Mutational analysis of residues implicated in the interaction between protein kinase CK2 and peptide substrates

Sixteen derivatives of the optimal peptide substrate RRRA-DDSDDDDD in which aspartic acids were singly or multiply substituted by alanine have been assayed for their phosphorylation efficiency by either wild type protein kinase CK2 or CK2 alpha mutants defective in substrate recognition. With wild type CK2, the only detrimental single substitutions were those at positions +3 and +1. Each of these caused a 5-fold increase of K-m and a 2-fold decrease of the V-max values. If both aspartic acids at n + 1 and n + 3 were substituted however, the K-m rose 24-fold and the V-max decreased 16-fold. Multiple substitutions tend to have a more than additive effect even if they affect individually dispensable aspartic acids; thus, double, triple, and quintuple substitutions at positions n - 2 and - 1, and n + 2, + 4, and + 5 had detrimental consequences comparable to those observed with substitutions at n + 1 and n + 3. These data indicate that additional acidic residues besides those at n + 1 and rt + 3 are collectively required for efficient phosphorylation of CK2 substrates.
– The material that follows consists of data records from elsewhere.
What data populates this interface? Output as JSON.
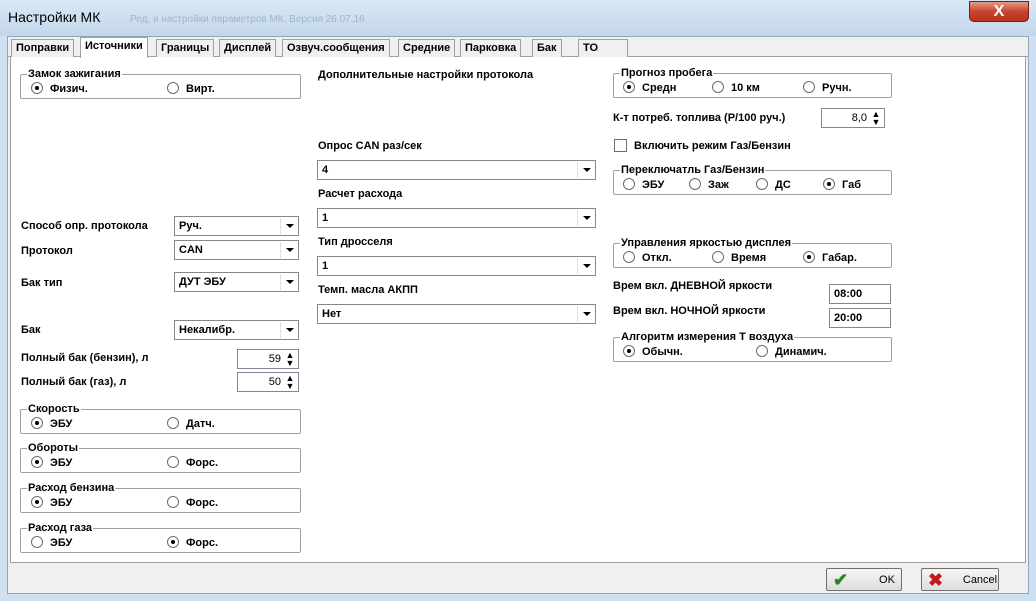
{
  "window": {
    "title": "Настройки МК",
    "ghost_title": "Ред. и настройки параметров МК. Версия 26.07.16",
    "close_glyph": "X"
  },
  "tabs": [
    "Поправки",
    "Источники",
    "Границы",
    "Дисплей",
    "Озвуч.сообщения",
    "Средние",
    "Парковка",
    "Бак",
    "ТО"
  ],
  "active_tab": "Источники",
  "left": {
    "ignition_group": {
      "title": "Замок зажигания",
      "opt1": "Физич.",
      "opt2": "Вирт.",
      "selected": "Физич."
    },
    "protocol_method": {
      "label": "Способ опр. протокола",
      "value": "Руч."
    },
    "protocol": {
      "label": "Протокол",
      "value": "CAN"
    },
    "tank_type": {
      "label": "Бак тип",
      "value": "ДУТ ЭБУ"
    },
    "tank": {
      "label": "Бак",
      "value": "Некалибр."
    },
    "full_tank_petrol": {
      "label": "Полный бак (бензин), л",
      "value": "59"
    },
    "full_tank_gas": {
      "label": "Полный бак (газ), л",
      "value": "50"
    },
    "speed_group": {
      "title": "Скорость",
      "opt1": "ЭБУ",
      "opt2": "Датч.",
      "selected": "ЭБУ"
    },
    "rpm_group": {
      "title": "Обороты",
      "opt1": "ЭБУ",
      "opt2": "Форс.",
      "selected": "ЭБУ"
    },
    "petrol_group": {
      "title": "Расход бензина",
      "opt1": "ЭБУ",
      "opt2": "Форс.",
      "selected": "ЭБУ"
    },
    "gas_group": {
      "title": "Расход газа",
      "opt1": "ЭБУ",
      "opt2": "Форс.",
      "selected": "Форс."
    }
  },
  "middle": {
    "extra_header": "Дополнительные настройки протокола",
    "can_poll": {
      "label": "Опрос CAN раз/сек",
      "value": "4"
    },
    "consumption_calc": {
      "label": "Расчет расхода",
      "value": "1"
    },
    "throttle_type": {
      "label": "Тип дросселя",
      "value": "1"
    },
    "atf_temp": {
      "label": "Темп. масла АКПП",
      "value": "Нет"
    }
  },
  "right": {
    "mileage_group": {
      "title": "Прогноз пробега",
      "opt1": "Средн",
      "opt2": "10 км",
      "opt3": "Ручн.",
      "selected": "Средн"
    },
    "fuel_coef": {
      "label": "К-т потреб. топлива (Р/100 руч.)",
      "value": "8,0"
    },
    "gas_petrol_mode": {
      "label": "Включить режим Газ/Бензин",
      "checked": false
    },
    "switch_group": {
      "title": "Переключатль Газ/Бензин",
      "opt1": "ЭБУ",
      "opt2": "Заж",
      "opt3": "ДС",
      "opt4": "Габ",
      "selected": "Габ"
    },
    "brightness_group": {
      "title": "Управления яркостью дисплея",
      "opt1": "Откл.",
      "opt2": "Время",
      "opt3": "Габар.",
      "selected": "Габар."
    },
    "day_time": {
      "label": "Врем вкл. ДНЕВНОЙ яркости",
      "value": "08:00"
    },
    "night_time": {
      "label": "Врем вкл. НОЧНОЙ яркости",
      "value": "20:00"
    },
    "temp_algo_group": {
      "title": "Алгоритм измерения Т воздуха",
      "opt1": "Обычн.",
      "opt2": "Динамич.",
      "selected": "Обычн."
    }
  },
  "footer": {
    "ok_label": "OK",
    "cancel_label": "Cancel",
    "ok_icon": "checkmark-icon",
    "cancel_icon": "cross-icon"
  },
  "colors": {
    "title_bar": "#cfe0f1",
    "close_button": "#c7452f",
    "ok_icon": "#1f8a1f",
    "cancel_icon": "#c41a1a"
  }
}
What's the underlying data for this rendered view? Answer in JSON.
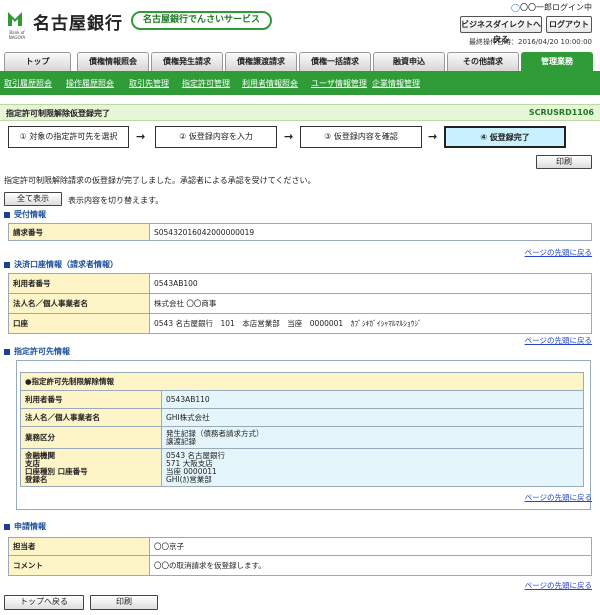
{
  "header": {
    "bank_name": "名古屋銀行",
    "logo_sub": "Bank of NAGOYA",
    "service_name": "名古屋銀行でんさいサービス",
    "user_label": "〇〇一郎ログイン中",
    "business_direct_btn": "ビジネスダイレクトへ戻る",
    "logout_btn": "ログアウト",
    "last_op": "最終操作日時：2016/04/20 10:00:00"
  },
  "tabs": [
    "トップ",
    "債権情報照会",
    "債権発生請求",
    "債権譲渡請求",
    "債権一括請求",
    "融資申込",
    "その他請求",
    "管理業務"
  ],
  "subnav": [
    "取引履歴照会",
    "操作履歴照会",
    "取引先管理",
    "指定許可管理",
    "利用者情報照会",
    "ユーザ情報管理",
    "企業情報管理"
  ],
  "title": {
    "text": "指定許可制限解除仮登録完了",
    "code": "SCRUSRD1106"
  },
  "steps": [
    "① 対象の指定許可先を選択",
    "② 仮登録内容を入力",
    "③ 仮登録内容を確認",
    "④ 仮登録完了"
  ],
  "print_label": "印刷",
  "message": "指定許可制限解除請求の仮登録が完了しました。承認者による承認を受けてください。",
  "show_all_btn": "全て表示",
  "show_all_note": "表示内容を切り替えます。",
  "page_top_link": "ページの先頭に戻る",
  "reception": {
    "heading": "受付情報",
    "rows": [
      {
        "k": "請求番号",
        "v": "S05432016042000000019"
      }
    ]
  },
  "account": {
    "heading": "決済口座情報（請求者情報）",
    "rows": [
      {
        "k": "利用者番号",
        "v": "0543AB100"
      },
      {
        "k": "法人名／個人事業者名",
        "v": "株式会社 〇〇商事"
      },
      {
        "k": "口座",
        "v": "0543 名古屋銀行　101　本店営業部　当座　0000001　ｶﾌﾞｼｷｶﾞｲｼｬﾏﾙﾏﾙｼｮｳｼﾞ"
      }
    ]
  },
  "permit": {
    "heading": "指定許可先情報",
    "box_title": "●指定許可先制限解除情報",
    "user_no_k": "利用者番号",
    "user_no_v": "0543AB110",
    "corp_k": "法人名／個人事業者名",
    "corp_v": "GHI株式会社",
    "type_k": "業務区分",
    "type_v1": "発生記録（債務者請求方式）",
    "type_v2": "譲渡記録",
    "fin_k1": "金融機関",
    "fin_k2": "支店",
    "fin_k3": "口座種別 口座番号",
    "fin_k4": "登録名",
    "fin_v1": "0543 名古屋銀行",
    "fin_v2": "571 大阪支店",
    "fin_v3": "当座 0000011",
    "fin_v4": "GHI(ｶ)営業部"
  },
  "apply": {
    "heading": "申請情報",
    "rows": [
      {
        "k": "担当者",
        "v": "〇〇京子"
      },
      {
        "k": "コメント",
        "v": "〇〇の取消請求を仮登録します。"
      }
    ]
  },
  "footer": {
    "back_top_btn": "トップへ戻る",
    "print_btn": "印刷"
  }
}
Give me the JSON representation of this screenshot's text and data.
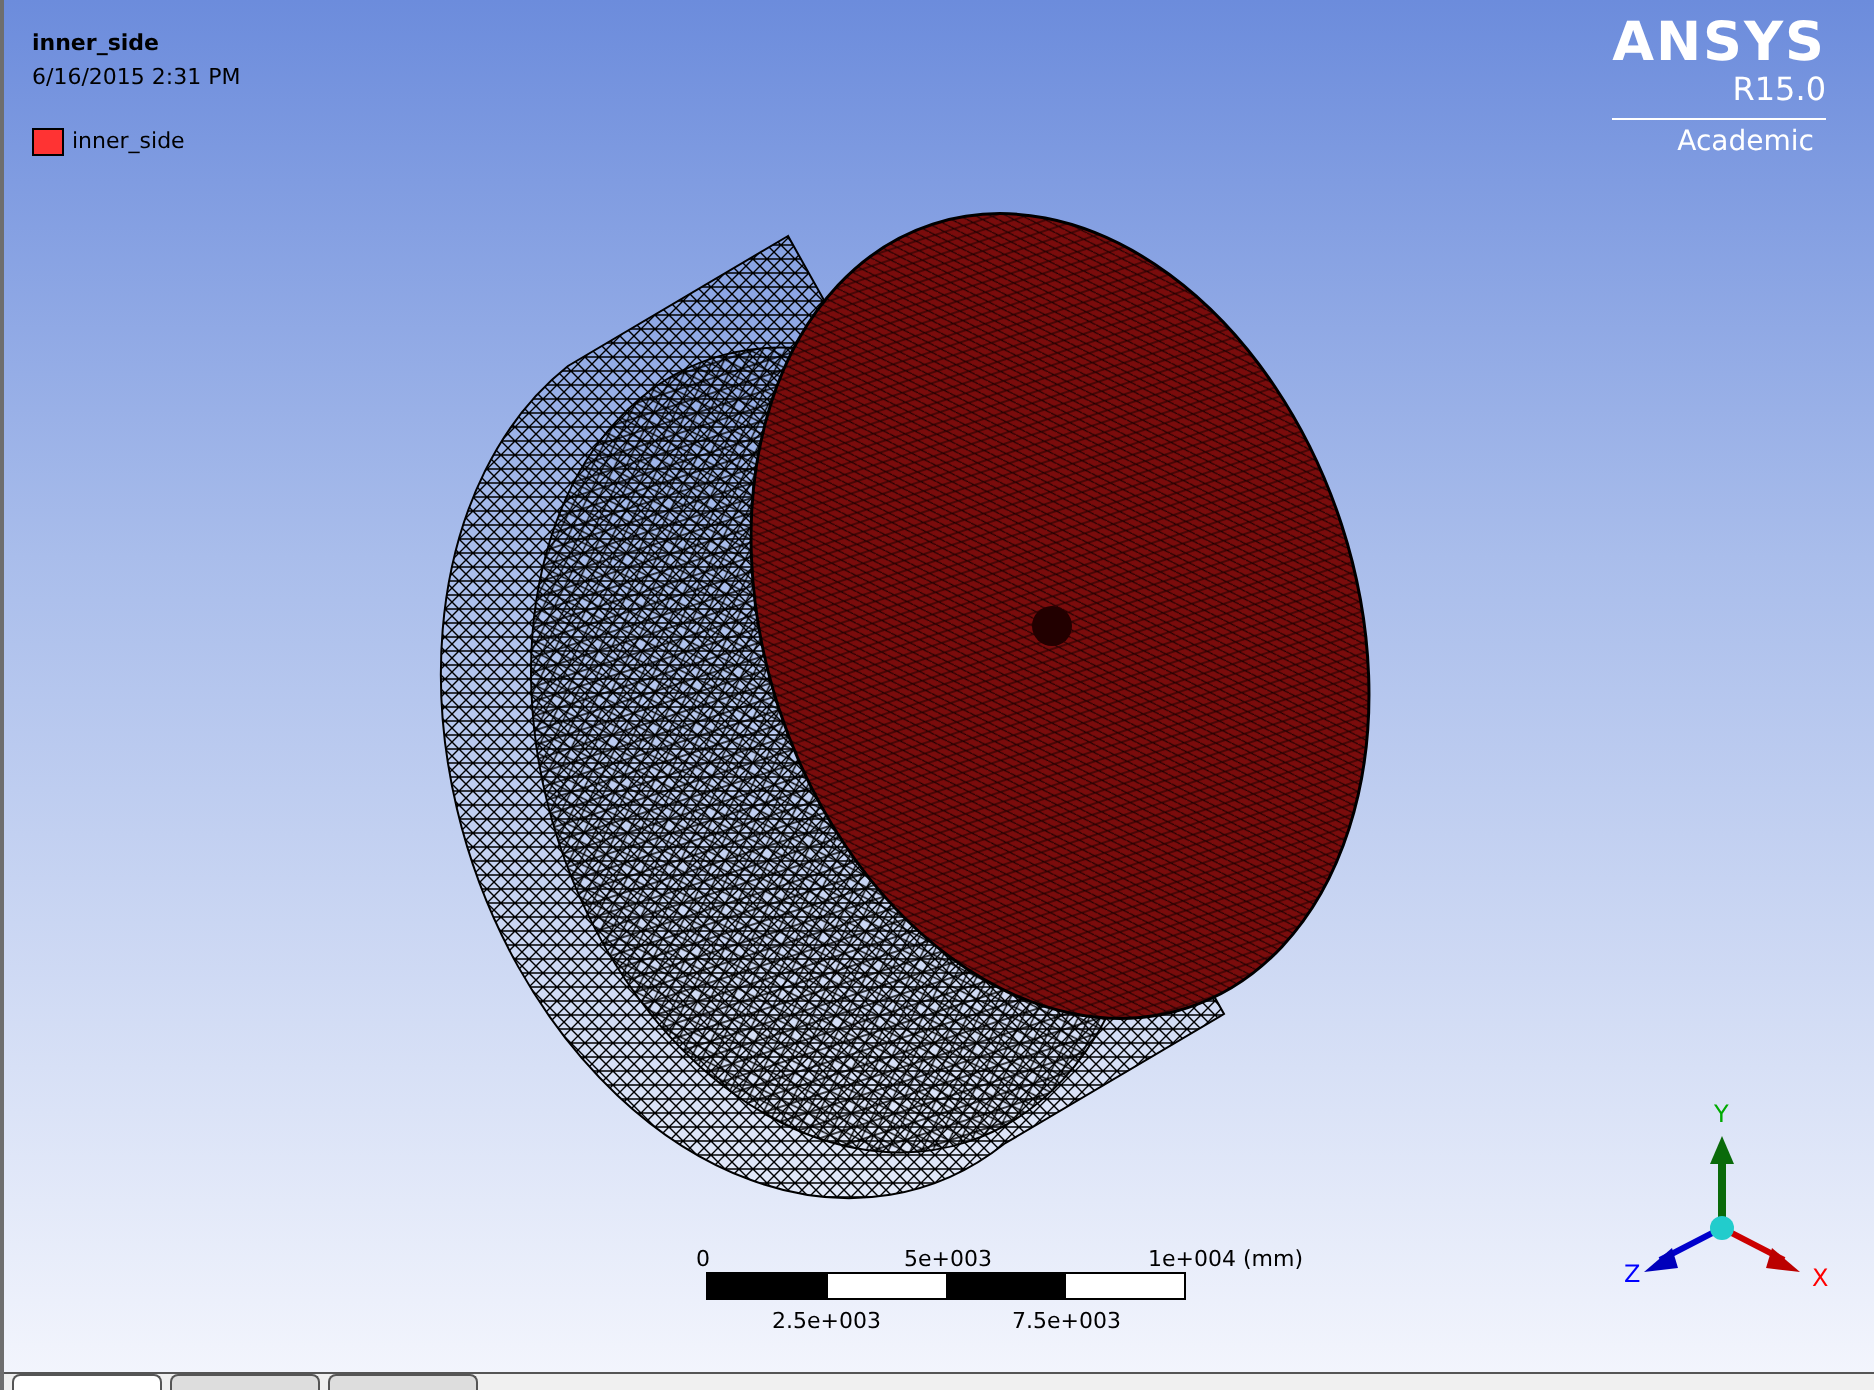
{
  "title": "inner_side",
  "timestamp": "6/16/2015 2:31 PM",
  "legend": [
    {
      "label": "inner_side",
      "color": "#ff3333"
    }
  ],
  "logo": {
    "name": "ANSYS",
    "version": "R15.0",
    "edition": "Academic"
  },
  "scale_bar": {
    "top_labels": [
      "0",
      "5e+003",
      "1e+004 (mm)"
    ],
    "bottom_labels": [
      "2.5e+003",
      "7.5e+003"
    ]
  },
  "axes": {
    "x": "X",
    "y": "Y",
    "z": "Z"
  },
  "tabs": [
    {
      "selected": true
    },
    {
      "selected": false
    },
    {
      "selected": false
    }
  ]
}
They are also consistent with a flexible mode of binding of the substrate, where acidic residues may play interchangeable roles. Among twelve CK2 mutants in which basic residues suspected to be implicated in substrate recognition have been replaced by alanine, only K74-77A, K79R80K83A, R191, 195K198A, and K198A showed substantially increased K-m values with the optimal substrate RRRA-DDSDDDDD, symptomatic of a reduced ability to bind it. However, if the suboptimal substrate RRRA-<(AA)under bar>SDDDDD was used, the single mutants K49A, K71A, K77A, R80A, and H160A also exhibited K-m values significantly higher than those of wild type CK2. Kinetic analysis with singly substituted derivatives of peptide RRRA-DDSDDDDD revealed that K49 is implicated in the recognition of the determinant at position n + 2, K77 cooperates with other residues nearby in the interaction with the determinants at n + 3 and n + 4, while K198 plays a prominent role in the recognition of the determinant at n + 1.